En una sociedad donde todo es de color blanco o negro, en la que la escala de grises ha desaparecido, difícil está creer en los buenos sentimientos. En una sociedad en la que el hedor a putrefacto nos dirige hacia una ideología que aspira a disfrutar de las mismas perversiones que los que ahora conforman la casta, difícil está no ir a votar caliente como un macho a ver lo que sale. En una sociedad en la que la clase media ya es historia, difícil está mantener la dignidad intacta sin caer en la tentación del timo. Estoy harto de oír que España es un país de pícaros, que somos una nación de siesta y trajes de lunares que acaban pringados de manzanilla y fritangas por el desgaste de una fiesta, que en Alemania el pedigrí laboral es otro y que por eso estamos como estamos... ¿Cómo estamos? Sabemos realmente cómo estamos. Si me fío de la cantidad de lisiados que han tomado nuestras calles, juro por mi honor que no sabría decir si en lugar de Estados Unidos fue España la que participó en la Guerra del Vietnam. Esta mañana, sin ir más lejos, me crucé con un ser humano que parecía un ovillo tirado sobre la acera. Palpé el bolsillo derecho de mi vaquero y le di un euro. La imagen de aquel señor esparramado bajo el siempre molesto "chipi-chipi" me hizo reflexionar sobre lo afortunado que era. Me tocó el corazón antes de entrar a una cafetería a tomar un natural y a ver qué es lo que habían escrito en EL DÍA.

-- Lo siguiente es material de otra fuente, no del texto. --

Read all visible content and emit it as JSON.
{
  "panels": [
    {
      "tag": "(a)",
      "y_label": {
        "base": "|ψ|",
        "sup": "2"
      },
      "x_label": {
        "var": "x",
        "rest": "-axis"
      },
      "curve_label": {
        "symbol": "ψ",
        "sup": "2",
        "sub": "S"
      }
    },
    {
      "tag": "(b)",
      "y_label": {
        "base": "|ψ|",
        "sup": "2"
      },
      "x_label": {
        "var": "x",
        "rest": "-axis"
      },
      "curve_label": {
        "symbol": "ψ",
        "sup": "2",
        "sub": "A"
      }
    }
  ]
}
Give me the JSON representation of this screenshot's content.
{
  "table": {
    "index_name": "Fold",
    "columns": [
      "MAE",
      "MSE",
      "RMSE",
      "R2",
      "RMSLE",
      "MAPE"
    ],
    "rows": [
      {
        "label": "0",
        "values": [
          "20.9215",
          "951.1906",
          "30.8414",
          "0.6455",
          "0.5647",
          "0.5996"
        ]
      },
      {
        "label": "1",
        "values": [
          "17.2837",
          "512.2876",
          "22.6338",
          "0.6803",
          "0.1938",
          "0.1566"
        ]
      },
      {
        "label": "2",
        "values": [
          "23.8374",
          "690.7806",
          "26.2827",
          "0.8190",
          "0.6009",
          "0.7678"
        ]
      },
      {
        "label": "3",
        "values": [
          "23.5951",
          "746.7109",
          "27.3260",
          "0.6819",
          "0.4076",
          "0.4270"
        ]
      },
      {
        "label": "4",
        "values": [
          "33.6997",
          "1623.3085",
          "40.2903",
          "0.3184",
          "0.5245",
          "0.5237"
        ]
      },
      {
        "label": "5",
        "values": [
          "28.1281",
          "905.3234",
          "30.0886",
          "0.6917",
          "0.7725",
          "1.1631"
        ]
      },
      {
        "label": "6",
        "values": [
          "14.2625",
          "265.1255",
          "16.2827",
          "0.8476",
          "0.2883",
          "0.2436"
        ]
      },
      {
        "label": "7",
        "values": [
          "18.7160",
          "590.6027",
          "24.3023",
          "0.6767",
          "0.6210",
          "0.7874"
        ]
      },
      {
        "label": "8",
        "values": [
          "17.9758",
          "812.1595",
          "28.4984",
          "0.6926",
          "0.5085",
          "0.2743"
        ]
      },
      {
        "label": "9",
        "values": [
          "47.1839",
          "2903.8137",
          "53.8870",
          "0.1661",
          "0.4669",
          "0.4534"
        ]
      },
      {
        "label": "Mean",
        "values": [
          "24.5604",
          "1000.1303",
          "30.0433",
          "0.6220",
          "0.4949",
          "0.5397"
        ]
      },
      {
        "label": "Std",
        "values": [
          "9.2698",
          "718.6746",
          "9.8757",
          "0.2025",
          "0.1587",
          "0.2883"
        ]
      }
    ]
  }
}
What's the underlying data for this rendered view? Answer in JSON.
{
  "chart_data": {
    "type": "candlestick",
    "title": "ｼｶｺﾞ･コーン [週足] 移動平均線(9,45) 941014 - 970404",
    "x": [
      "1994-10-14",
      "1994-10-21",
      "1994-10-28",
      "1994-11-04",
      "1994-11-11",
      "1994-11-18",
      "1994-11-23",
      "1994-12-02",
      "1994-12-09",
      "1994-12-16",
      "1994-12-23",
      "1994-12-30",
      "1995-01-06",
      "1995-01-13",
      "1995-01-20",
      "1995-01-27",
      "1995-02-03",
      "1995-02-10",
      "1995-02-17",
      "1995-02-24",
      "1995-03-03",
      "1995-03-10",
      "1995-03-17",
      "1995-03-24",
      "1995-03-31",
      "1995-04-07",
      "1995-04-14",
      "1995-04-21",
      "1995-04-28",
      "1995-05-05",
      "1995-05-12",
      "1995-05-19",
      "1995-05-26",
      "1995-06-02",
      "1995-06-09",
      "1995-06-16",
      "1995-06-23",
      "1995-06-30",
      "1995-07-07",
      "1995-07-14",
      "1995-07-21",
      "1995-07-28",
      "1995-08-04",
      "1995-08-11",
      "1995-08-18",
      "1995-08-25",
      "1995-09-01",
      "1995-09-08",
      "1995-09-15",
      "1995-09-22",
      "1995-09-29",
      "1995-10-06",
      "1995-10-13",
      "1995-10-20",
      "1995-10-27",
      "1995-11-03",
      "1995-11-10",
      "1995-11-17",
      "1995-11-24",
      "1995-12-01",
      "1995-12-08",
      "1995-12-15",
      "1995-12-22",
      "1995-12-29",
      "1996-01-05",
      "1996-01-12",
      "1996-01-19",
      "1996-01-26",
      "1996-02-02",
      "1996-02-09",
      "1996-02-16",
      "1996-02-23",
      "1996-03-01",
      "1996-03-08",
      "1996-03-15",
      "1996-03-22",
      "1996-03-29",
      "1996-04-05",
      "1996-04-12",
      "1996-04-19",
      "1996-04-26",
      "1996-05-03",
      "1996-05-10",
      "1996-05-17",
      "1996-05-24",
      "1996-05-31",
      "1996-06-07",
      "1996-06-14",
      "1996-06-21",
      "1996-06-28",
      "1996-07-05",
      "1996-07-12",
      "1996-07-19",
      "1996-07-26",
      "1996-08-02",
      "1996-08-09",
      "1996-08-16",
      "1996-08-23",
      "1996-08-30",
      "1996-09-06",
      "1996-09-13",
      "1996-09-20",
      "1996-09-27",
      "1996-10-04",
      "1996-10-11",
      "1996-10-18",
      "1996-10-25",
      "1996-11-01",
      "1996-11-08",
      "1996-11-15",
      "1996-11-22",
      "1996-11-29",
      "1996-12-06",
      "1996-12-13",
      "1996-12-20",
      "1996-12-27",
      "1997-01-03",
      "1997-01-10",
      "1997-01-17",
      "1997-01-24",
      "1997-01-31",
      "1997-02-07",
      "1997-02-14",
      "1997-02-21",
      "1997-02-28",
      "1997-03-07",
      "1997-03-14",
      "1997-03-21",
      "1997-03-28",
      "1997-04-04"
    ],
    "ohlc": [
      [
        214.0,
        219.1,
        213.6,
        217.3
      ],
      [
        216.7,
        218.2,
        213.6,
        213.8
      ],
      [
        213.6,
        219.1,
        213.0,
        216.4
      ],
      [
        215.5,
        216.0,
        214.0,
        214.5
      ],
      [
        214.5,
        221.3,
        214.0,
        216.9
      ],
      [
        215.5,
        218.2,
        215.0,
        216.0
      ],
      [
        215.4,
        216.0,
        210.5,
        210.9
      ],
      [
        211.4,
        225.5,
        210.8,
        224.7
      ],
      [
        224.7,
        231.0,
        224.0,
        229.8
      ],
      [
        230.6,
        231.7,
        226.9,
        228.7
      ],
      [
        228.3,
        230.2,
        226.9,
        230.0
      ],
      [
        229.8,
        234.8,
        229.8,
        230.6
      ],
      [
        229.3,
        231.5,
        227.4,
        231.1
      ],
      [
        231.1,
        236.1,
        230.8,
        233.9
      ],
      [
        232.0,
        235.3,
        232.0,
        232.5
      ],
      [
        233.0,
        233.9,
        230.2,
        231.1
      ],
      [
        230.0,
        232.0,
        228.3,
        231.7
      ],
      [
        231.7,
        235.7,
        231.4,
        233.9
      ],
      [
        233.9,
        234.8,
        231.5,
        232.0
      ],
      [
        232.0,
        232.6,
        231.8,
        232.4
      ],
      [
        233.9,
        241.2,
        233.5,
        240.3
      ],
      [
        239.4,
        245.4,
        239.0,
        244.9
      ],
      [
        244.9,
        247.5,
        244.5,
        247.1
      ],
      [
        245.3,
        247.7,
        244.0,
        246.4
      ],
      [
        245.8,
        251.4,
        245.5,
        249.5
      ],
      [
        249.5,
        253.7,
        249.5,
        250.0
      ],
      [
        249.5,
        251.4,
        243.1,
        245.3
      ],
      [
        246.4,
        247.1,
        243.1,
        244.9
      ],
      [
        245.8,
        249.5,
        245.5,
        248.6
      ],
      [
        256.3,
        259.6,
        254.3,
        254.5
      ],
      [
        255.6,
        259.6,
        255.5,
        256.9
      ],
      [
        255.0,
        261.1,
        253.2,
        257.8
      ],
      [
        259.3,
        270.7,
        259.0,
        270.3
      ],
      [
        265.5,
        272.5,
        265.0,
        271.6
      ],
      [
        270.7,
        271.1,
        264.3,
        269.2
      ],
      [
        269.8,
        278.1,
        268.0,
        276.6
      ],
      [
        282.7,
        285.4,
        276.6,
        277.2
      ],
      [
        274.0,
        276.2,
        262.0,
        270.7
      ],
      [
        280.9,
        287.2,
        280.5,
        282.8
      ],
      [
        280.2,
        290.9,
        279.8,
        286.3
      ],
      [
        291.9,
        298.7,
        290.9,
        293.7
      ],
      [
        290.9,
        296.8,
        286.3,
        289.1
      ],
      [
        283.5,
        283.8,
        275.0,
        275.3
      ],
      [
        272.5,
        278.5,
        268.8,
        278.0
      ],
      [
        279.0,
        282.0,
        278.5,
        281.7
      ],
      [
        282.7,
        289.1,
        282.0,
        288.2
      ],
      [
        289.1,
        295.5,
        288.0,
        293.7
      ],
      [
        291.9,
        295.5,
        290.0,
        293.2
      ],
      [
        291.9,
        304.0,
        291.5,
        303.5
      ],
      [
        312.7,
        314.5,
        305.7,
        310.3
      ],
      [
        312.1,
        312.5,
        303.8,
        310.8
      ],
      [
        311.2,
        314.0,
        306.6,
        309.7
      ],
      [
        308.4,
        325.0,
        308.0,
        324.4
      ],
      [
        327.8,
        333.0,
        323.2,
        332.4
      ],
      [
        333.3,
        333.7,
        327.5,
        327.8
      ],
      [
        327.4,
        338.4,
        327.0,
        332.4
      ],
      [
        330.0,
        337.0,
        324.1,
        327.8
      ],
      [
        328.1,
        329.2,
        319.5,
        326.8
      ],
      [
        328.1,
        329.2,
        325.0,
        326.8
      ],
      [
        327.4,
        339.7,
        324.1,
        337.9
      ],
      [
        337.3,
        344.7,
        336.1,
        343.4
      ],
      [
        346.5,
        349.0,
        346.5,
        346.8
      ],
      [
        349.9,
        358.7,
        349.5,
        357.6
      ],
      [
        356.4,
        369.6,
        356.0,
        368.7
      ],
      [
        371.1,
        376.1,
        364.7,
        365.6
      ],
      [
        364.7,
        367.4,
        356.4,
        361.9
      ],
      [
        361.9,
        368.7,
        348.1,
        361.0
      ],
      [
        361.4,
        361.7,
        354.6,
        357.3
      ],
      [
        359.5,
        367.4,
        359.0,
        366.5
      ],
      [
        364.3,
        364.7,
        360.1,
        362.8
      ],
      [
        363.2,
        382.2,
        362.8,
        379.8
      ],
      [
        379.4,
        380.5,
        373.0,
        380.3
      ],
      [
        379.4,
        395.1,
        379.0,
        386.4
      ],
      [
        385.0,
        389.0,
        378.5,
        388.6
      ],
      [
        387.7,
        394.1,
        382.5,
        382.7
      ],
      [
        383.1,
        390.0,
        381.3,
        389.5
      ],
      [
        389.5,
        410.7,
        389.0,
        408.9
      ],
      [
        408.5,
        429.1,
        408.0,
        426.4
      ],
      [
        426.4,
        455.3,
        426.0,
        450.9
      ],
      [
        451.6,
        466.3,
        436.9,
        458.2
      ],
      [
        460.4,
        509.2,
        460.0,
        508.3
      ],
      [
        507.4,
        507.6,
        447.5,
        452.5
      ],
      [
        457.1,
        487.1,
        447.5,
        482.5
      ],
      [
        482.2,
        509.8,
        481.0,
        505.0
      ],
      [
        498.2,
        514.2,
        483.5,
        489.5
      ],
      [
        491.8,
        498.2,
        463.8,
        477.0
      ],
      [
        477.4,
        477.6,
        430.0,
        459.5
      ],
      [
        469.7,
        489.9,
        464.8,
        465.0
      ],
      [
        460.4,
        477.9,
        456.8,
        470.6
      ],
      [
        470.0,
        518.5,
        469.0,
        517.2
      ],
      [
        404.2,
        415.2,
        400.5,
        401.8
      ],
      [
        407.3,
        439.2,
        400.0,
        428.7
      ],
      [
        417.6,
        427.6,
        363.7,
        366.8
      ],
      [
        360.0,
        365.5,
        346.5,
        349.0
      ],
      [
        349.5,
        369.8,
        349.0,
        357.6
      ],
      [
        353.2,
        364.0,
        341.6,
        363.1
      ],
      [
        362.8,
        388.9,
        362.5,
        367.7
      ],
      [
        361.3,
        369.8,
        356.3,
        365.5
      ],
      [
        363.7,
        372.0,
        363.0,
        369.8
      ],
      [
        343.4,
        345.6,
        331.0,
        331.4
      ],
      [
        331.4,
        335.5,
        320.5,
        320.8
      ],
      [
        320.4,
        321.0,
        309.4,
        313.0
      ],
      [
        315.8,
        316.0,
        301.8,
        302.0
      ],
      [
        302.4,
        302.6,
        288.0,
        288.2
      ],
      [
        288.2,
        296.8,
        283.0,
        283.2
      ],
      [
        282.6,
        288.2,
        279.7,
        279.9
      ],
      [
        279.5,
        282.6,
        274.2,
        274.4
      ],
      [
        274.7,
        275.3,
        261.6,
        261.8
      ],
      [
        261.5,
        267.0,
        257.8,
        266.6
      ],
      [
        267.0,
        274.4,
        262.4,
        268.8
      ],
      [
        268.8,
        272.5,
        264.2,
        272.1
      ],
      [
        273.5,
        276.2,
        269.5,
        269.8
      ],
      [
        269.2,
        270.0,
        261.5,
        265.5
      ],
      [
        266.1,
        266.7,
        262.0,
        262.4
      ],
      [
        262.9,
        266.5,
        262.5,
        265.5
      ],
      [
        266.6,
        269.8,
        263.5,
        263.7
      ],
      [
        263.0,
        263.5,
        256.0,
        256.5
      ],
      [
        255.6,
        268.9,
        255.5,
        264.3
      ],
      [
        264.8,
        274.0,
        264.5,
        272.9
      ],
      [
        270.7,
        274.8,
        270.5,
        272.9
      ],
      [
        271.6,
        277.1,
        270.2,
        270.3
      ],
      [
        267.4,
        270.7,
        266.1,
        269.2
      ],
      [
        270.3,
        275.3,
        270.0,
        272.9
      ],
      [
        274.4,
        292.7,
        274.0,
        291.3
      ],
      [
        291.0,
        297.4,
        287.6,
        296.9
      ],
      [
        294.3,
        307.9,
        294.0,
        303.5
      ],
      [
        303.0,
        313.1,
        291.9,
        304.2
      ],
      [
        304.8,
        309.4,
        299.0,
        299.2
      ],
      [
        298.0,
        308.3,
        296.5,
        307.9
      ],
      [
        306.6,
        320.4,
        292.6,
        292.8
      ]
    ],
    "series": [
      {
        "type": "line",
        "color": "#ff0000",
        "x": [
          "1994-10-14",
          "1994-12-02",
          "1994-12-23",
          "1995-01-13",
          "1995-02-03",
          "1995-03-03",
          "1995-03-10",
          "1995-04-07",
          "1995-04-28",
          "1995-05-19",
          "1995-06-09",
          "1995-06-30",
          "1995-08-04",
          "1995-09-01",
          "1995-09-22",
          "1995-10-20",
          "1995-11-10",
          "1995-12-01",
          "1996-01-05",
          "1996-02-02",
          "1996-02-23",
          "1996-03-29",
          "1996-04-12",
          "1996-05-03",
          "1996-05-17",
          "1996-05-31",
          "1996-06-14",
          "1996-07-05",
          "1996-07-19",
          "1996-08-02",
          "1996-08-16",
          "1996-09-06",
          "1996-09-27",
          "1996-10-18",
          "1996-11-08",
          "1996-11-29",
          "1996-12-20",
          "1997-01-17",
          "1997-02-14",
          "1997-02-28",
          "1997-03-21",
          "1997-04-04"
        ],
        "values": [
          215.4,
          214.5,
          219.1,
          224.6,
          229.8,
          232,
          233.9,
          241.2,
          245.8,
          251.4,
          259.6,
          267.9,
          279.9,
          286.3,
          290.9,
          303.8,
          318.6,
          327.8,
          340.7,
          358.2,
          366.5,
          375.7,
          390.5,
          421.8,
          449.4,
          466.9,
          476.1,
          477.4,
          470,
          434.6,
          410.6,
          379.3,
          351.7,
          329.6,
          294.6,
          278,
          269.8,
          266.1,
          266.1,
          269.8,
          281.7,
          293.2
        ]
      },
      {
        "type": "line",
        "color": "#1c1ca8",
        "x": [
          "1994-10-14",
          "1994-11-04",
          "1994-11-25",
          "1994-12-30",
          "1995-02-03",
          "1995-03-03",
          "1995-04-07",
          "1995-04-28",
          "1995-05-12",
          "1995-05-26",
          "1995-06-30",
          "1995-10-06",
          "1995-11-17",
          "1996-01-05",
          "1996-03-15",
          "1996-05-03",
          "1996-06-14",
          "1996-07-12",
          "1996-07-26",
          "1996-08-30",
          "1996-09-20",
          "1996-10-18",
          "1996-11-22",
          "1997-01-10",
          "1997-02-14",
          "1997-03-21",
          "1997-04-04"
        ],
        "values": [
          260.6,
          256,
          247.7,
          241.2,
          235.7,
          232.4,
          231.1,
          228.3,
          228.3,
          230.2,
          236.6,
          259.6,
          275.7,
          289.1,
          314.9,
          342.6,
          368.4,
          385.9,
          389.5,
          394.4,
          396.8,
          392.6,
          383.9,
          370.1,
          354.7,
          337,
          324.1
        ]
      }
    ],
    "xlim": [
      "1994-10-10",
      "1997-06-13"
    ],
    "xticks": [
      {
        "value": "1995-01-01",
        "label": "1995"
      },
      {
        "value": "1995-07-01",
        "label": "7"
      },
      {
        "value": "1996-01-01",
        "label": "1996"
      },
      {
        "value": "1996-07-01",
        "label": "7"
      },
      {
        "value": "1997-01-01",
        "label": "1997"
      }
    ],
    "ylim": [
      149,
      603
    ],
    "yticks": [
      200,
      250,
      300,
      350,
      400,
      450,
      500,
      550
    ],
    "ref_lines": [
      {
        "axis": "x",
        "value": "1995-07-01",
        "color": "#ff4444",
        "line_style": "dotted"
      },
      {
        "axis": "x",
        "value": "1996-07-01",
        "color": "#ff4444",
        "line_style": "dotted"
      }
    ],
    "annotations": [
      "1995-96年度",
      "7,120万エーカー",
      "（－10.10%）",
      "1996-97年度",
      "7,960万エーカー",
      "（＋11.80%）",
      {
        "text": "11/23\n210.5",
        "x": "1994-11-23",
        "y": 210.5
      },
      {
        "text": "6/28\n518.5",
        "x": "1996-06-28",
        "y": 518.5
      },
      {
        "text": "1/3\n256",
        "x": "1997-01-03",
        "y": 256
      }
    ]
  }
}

La camarera no me había servido aún el cortado cuando entró el tullido. Tenía las manos tan largas como las mías, sus piernas rectas como listones e igual de finas como las que describe el maestro García Márquez cuando se refiere al difunto Santiago Nasar. Creo que me reconoció, pero ni se inmutó ni abandonó el local avergonzado por su fechoría. Un "croissant" (o cruasán) de jamón y queso, un café con leche y una cañita de agua con gas pidió el condenado. Mientras leía despistado que "Economía prevé 800.000 nuevos ocupados entre 2013 y 2015" caí en la cuenta de que a lo mejor lo que tenía aquel espabilado era hambre. Si era eso, no me sentí culpable por rebajar su hambruna. Lo que me dio rabia fue ver cómo una hora más tarde, de vuelta a la redacción, el mismo ser (esta vez caracterizado con unas babas casi epilépticas que se descolgaban por el lado izquierdo de su barbilla) suplicaba unas monedas.